The Renault Zoe has been given a rare “zero-star” rating by official safety testers in their latest round of assessments.
The compact EV, which was originally awarded five stars in 2013, was downgraded by Euro NCAP after a key safety feature was removed and it failed to meet new equipment standards introduced since it was last tested.
The Zoe is only the third car to receive a zero-star rating from Euro NCAP - the independent body which tests all new cars for crash safety.
Renault insists that despite the rating, the Zoe meets all regulatory safety requirements and many versions of the car feature advanced safety technology. It also pointed out that Euro NCAP’s testing protocol had changed since the Zoe was first designed and tested.
However, the brand has been criticised for removing a key airbag from the car’s specification and for failing to fit the now common autonomous emergency braking as standard.
The Zoe scored just 43% for adult occupant protection and was rated poor for the “frontal offset impact” performance. However, Euro NCAP highlighted its performance in the “severe side pole” test as a key point of concern.
During the test, which replicates a side impact with an object such as a tree or lamppost, the driver dummy’s head made direct contact with the pole, showing the threat of serious injury or death. This, Euro NCAP says, is a result of Renault removing the combined head and thorax airbag previously fitted to the Zoe.
Matthew Avery, Euro NCAP board member and chief research strategy officer at the UK’s Thatcham Research, commented: “It is a serious concern to see results like this in 2021, especially from a carmaker who has previously performed well in Euro NCAP testing. Renault was the first to achieve the full five-star rating in 2001, in part because it was also the first to include a combined head and thorax airbag. Although this was a new and revolutionary safety measure at the time, today this airbag is available on most modern cars.
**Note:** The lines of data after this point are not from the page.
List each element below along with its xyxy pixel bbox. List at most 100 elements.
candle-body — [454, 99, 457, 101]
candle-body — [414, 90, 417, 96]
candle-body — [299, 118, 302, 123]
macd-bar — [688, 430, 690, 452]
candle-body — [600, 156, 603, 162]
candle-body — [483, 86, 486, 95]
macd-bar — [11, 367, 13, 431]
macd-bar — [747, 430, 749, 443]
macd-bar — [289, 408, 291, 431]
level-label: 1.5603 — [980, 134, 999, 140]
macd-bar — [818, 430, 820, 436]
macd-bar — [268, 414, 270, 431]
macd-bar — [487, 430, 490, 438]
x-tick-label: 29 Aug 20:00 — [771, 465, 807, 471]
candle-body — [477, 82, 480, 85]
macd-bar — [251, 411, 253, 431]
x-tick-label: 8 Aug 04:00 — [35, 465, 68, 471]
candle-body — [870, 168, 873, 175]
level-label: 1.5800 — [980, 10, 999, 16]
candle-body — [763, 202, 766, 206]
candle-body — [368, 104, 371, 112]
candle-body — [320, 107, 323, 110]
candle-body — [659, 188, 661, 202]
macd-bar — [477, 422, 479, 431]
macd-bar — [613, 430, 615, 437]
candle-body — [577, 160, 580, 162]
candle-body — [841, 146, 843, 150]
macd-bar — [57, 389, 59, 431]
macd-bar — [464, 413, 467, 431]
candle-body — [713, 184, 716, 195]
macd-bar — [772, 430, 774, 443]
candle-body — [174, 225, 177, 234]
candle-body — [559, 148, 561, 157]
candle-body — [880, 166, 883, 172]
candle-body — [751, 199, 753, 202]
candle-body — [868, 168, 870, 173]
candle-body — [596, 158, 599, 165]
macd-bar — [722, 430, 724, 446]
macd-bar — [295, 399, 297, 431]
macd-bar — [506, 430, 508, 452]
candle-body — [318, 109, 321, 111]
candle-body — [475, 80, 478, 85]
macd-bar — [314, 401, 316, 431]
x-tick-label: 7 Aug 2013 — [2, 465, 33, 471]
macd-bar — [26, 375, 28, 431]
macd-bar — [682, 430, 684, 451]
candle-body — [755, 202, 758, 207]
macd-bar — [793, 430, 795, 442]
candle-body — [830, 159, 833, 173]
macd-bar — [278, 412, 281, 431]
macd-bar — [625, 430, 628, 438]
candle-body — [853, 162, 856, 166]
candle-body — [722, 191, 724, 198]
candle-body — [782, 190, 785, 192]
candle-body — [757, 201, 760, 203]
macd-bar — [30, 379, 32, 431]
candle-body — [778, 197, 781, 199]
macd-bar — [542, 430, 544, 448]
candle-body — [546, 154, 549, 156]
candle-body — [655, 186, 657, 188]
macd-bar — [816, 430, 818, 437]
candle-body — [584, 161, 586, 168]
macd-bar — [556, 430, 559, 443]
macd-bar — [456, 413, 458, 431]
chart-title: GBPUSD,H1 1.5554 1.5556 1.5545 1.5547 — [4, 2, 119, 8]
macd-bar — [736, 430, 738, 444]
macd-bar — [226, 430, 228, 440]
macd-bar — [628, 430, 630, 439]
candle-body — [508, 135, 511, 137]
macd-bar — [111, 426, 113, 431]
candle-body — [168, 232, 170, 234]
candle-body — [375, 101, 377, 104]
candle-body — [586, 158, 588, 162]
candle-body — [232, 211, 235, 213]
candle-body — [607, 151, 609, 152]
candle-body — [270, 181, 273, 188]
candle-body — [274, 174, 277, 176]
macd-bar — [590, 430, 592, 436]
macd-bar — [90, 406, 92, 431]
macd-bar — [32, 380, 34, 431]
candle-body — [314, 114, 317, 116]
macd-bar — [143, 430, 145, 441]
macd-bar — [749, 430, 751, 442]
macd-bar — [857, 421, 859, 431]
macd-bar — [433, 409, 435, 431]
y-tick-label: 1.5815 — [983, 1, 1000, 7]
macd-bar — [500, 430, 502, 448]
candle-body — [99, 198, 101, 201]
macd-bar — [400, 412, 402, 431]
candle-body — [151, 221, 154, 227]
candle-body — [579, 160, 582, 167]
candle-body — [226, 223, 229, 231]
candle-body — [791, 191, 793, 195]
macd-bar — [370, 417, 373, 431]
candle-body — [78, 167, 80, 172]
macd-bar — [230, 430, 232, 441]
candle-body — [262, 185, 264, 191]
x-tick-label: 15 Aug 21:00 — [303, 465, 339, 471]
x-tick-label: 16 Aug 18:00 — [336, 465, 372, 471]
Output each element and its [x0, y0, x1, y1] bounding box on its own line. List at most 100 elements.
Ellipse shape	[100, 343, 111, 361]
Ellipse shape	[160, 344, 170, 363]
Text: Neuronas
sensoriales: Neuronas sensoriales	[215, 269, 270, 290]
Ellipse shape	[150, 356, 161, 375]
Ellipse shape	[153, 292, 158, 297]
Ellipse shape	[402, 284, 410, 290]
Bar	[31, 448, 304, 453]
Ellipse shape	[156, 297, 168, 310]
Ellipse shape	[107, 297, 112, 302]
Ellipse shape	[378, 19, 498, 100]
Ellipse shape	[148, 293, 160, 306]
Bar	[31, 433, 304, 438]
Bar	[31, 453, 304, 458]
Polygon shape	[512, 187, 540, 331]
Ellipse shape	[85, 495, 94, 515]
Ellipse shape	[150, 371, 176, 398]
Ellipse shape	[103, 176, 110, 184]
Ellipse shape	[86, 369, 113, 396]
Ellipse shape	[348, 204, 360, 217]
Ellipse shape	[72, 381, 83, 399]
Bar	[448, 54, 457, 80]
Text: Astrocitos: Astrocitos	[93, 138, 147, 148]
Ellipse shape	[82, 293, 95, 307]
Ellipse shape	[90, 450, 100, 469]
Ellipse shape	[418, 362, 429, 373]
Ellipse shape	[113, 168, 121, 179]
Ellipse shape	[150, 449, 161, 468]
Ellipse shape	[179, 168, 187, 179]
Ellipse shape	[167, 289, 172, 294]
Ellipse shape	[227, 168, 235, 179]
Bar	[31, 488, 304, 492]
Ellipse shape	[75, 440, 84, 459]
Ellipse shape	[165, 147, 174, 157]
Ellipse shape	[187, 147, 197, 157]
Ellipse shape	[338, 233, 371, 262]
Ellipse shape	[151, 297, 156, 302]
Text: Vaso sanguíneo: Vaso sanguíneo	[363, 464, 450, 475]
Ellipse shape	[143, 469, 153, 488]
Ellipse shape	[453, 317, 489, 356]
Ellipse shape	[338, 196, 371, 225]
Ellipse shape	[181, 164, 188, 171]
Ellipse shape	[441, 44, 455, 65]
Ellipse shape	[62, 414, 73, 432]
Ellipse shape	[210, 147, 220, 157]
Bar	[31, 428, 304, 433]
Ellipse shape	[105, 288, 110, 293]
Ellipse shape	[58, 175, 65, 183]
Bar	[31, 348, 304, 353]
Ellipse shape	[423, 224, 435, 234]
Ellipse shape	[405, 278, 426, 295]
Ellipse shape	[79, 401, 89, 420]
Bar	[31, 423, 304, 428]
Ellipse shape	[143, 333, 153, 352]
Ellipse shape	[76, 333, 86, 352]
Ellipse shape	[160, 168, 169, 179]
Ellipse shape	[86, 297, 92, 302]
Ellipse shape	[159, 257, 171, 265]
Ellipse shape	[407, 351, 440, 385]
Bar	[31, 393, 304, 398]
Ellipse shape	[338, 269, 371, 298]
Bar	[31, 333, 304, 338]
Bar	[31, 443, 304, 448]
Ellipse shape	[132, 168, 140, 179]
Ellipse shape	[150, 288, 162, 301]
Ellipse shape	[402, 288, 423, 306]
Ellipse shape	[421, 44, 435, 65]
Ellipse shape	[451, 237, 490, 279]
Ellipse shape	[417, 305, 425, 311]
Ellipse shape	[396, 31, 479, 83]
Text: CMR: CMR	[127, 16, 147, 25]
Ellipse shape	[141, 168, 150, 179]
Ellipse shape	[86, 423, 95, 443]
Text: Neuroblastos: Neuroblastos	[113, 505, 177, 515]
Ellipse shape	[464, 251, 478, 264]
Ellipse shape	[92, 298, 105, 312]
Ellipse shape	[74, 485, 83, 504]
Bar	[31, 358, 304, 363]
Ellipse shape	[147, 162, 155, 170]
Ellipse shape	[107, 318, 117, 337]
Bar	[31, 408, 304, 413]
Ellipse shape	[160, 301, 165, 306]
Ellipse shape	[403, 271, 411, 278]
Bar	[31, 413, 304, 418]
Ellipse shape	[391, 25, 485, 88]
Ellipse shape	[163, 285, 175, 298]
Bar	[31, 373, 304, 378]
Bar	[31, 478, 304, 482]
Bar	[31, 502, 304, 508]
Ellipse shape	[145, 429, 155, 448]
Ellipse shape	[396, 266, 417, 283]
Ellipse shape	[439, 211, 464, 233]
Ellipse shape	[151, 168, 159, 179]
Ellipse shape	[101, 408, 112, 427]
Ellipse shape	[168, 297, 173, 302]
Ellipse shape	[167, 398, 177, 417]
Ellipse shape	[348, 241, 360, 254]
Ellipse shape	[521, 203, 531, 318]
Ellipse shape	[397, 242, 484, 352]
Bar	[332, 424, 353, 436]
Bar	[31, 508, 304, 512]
“Unfortunately, a conscious decision has been made to remove the head protection from this vital passive safety feature by the brand that pioneered the use of it. As a result, the safety of occupants within the vehicle has been severely impacted.”
The Zoe’s score was also affected by the lack of autonomous emergency braking and lane departure warning on entry-level models, features which are now included in the Euro NCAP assessments. That led to a score of just 14% in the safety assist category.
A Renault spokesperson acknowledged the results of the latest testing and said that the brand was making changes to the car’s specification in the wake of the results.
They said: “Renault reaffirms that Zoe E-Tech Electric is a safe vehicle, which complies with all regulatory safety standards. These standards are constantly evolving and are becoming more stringent in all domains, especially in safety. Renault therefore continually improves its offer in order to comply with the regulations applicable where its vehicles are sold.
“Zoe was launched in 2013 and received 5 stars with EuroNCAP protocol at that time. The EuroNCAP protocol has since 2013 undergone five changes. With the same equipment, a model can lose up to two stars in each protocol change.
“The evolution of the current Zoe was decided in 2017 adapting the passive safety equipment to real accidentology and updating the car with state of the art ADAS equipment such as advanced emergency braking with pedestrian and cyclist detection, lane departure alert and lane keeping assist, using a radar and a camera.
“From March 2022, advanced emergency braking system will be fitted on every Zoe trim level as standard.”